Financial Times 2026-04-23-2

High earners race ahead on AI as workplace divide widens

The FT/Focaldata tracker landed with the expected inequality headline, but the operational finding is buried: corporate training is the single biggest driver of AI adoption, and a single Google session tripled daily usage among UK women over 55. Within lawyers, accountants, and developers, senior and junior adoption rates are nearly identical, which means seniors are directing AI to do what juniors used to do. The career pyramid erosion mechanism is now empirical, not speculative, and every firm that depends on apprenticeship-to-expertise faces a succession crisis that compounds with each training cycle missed.

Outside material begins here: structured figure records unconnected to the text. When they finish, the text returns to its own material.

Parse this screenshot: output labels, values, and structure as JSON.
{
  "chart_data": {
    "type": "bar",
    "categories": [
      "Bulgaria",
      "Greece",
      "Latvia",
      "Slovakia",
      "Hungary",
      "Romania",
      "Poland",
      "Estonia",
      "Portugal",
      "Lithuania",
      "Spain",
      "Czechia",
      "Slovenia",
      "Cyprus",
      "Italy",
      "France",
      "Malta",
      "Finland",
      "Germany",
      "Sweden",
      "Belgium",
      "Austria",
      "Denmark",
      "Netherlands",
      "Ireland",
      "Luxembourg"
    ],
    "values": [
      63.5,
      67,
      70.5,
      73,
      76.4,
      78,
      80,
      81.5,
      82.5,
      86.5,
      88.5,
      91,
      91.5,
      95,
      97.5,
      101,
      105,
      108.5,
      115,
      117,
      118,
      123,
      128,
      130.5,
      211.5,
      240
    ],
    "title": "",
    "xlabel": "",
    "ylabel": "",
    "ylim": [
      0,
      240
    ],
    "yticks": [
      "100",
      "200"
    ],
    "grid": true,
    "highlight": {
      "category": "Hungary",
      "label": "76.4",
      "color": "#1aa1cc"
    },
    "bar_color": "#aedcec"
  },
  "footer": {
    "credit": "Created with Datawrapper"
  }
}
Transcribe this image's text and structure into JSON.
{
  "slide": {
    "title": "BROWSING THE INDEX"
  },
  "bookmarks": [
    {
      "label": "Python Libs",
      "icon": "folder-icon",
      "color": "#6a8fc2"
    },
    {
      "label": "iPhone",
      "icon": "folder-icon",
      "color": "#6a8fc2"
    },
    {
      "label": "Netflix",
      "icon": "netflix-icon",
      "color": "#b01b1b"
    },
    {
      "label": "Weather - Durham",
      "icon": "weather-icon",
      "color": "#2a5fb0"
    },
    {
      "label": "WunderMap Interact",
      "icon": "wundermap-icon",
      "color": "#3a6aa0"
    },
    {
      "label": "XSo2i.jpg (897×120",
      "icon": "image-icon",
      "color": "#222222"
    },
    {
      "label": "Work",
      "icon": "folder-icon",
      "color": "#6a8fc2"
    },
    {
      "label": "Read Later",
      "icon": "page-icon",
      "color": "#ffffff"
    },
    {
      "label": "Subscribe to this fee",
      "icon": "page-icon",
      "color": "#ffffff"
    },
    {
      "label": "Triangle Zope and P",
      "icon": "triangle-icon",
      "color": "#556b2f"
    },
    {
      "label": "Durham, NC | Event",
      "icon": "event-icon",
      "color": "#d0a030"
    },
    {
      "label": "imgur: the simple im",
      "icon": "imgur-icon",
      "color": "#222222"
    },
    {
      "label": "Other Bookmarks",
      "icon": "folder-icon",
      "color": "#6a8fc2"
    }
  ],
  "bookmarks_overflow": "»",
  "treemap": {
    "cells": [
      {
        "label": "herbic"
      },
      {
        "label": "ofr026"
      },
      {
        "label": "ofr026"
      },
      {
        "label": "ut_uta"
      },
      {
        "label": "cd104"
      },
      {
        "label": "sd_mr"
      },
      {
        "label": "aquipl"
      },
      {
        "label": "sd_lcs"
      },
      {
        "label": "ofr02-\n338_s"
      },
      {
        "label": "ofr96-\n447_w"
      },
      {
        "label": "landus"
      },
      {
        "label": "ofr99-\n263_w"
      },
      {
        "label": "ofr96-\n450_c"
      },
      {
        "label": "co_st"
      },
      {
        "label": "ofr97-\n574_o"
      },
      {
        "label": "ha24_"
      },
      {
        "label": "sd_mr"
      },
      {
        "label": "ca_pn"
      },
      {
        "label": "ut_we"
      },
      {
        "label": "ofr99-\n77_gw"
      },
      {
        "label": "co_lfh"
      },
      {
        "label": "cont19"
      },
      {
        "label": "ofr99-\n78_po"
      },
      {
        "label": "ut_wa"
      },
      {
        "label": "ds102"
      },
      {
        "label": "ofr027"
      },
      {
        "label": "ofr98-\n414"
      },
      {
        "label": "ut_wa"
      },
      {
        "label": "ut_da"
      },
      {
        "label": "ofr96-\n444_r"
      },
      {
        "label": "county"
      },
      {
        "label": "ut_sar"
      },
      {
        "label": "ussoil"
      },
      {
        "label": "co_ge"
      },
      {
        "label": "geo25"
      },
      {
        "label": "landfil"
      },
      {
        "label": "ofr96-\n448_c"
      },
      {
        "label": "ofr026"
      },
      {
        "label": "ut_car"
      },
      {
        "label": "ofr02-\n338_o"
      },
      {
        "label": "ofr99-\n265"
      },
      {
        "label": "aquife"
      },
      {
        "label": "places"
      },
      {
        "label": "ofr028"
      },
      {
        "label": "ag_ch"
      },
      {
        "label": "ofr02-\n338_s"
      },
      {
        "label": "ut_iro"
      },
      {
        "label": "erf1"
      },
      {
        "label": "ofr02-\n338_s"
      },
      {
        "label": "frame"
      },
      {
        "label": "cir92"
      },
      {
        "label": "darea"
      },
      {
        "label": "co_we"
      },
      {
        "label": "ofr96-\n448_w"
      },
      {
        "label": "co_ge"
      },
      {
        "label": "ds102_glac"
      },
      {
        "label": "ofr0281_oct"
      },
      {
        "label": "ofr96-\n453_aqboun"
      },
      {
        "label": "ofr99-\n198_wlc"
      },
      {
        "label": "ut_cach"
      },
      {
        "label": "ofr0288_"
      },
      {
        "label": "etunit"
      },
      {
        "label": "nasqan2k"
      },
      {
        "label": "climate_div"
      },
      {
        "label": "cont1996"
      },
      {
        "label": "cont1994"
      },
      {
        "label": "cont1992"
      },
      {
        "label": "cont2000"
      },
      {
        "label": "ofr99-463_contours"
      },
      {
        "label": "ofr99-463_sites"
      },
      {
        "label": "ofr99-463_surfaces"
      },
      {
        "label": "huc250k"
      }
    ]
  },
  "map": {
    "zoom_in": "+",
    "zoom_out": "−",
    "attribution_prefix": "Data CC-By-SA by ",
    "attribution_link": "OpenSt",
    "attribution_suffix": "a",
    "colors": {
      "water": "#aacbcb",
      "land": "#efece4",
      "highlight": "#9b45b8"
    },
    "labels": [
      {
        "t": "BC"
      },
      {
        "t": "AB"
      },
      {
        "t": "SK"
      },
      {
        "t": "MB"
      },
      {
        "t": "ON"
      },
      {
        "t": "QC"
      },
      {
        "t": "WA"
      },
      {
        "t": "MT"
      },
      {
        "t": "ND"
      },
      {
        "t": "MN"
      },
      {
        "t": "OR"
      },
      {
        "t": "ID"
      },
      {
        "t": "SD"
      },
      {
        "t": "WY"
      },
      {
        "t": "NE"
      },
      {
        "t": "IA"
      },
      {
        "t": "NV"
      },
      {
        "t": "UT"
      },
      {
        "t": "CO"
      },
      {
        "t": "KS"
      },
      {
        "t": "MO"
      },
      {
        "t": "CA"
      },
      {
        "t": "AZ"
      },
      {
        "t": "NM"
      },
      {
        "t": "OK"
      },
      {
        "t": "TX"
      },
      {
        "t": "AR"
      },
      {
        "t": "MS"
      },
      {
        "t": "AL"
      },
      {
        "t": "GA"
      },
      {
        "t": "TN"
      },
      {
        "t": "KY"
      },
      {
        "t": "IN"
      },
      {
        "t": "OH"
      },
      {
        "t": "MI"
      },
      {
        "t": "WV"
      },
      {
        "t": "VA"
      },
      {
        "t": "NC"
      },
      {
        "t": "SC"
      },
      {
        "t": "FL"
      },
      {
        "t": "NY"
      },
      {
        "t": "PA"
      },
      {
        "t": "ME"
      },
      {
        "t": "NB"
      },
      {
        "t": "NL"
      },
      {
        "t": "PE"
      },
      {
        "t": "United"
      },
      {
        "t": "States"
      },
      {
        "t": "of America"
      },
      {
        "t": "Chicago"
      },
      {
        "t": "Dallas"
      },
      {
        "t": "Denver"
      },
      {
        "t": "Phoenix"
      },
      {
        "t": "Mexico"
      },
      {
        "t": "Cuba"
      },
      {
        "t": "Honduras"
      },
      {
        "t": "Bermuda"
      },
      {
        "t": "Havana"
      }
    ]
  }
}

Bloomberg Businessweek 2026-04-17-1

Consulting Used to Be a Dream First Job. AI Changed That

McKinsey is now running its internal AI tool Lilli inside the interview itself; Bain rolls out the equivalent this summer. The case interview is not dead; it has been absorbed into a tool-use assessment where prompt quality and output verification replace framework memorization as the filter. BCG's own global people chair admits the firm found "more hesitance than we thought" using AI because of quality-control risk: the elite-firm concession that AI output needs a human slop-filter, which is precisely the judgment layer every F500 hiring manager should be testing for and almost none are.